We've now built AI features into enough products to spot the pattern reliably. The teams whose AI launches succeed and the teams whose AI launches stall don't differ in their model choice. They differ in everything around the model.
The wrong question
Most AI strategy conversations open with “which model should we use?” That's almost never the question worth starting with. Models change every few months. The decisions that matter more, and that decay slower, are about evaluation, retrieval, observability, and the boundary between the model and everything else.
The questions worth asking
- How will we measure quality? If you don't have evals before launch, you'll be debugging in production via Slack screenshots.
- Where does the context come from? Most interesting AI features are retrieval problems wearing model clothing. The quality of the retrieval will outweigh the quality of the model in real-world performance.
- What can we see when something goes wrong? Logs, traces, replay. If a user complains, you need a reproducible record of what the system saw, what it sent, what came back.
- Where does the model's authority stop? The model proposes, a deterministic layer disposes. Especially for anything that touches user data, money, or business state.
- How do we swap the model? A new model release shouldn't be a leap of faith. With proper evals, it's a controlled change.
The work that's usually missing
On every AI engagement we've run, the same parts of the system are the ones the original team hadn't prioritised.
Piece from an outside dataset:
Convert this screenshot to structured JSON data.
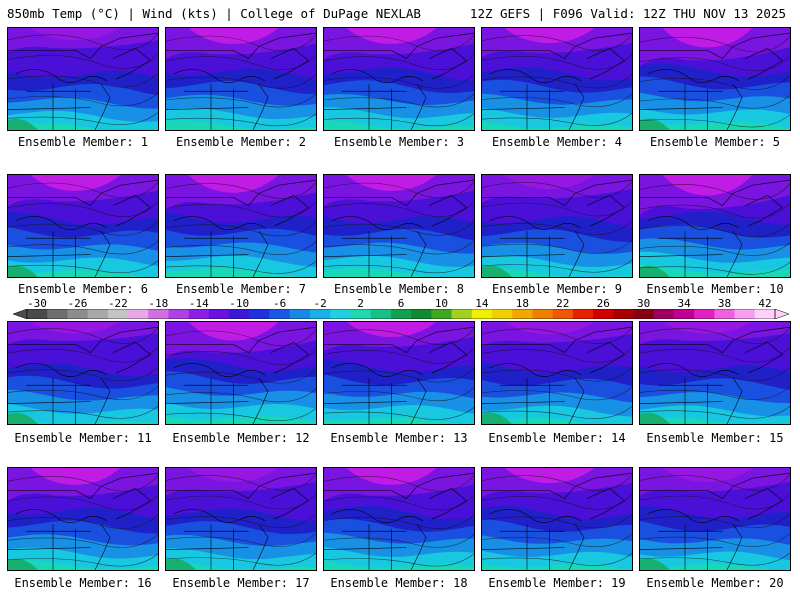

Evals. Observability for cost, latency, and behaviour. Prompt regression suites. A clear separation between model-generated content and system-of-record state. None of this is exotic. None of it is hard to learn. It's just missing in the parts of the industry that are still working out what production AI looks like.
“The difference between a working AI product and a clever prototype isn't the model. It's the rest of the iceberg.”
What “earning its place” looks like
AI earns its place in a system when it does work the rest of the system can't reasonably do, and when its outputs flow back into a structured layer the rest of the system can act on. Free text is dangerous, typed extraction is useful. A black-box prediction is suspicious. A prediction with confidence, provenance, and a deterministic safety check is operable.
If you can articulate what your AI feature is doing in terms of “turning shape X into shape Y, with the following error modes,” you're in good shape. If the answer is “making things feel smart,” the surface area is still too vague to build well.
One last test
Ask whoever's proposing the feature, “how would we know this regressed?” If the answer is anything other than “we run evaluations and they would drop,” the feature isn't ready to ship, even if it currently looks fine.
That's most of the discipline. There's craft inside the details, but the high-level shape is unspectacular — define what good looks like, measure it, build the surrounding system that the model needs to do its job. AI earns its place when those things exist. It doesn't, when they don't.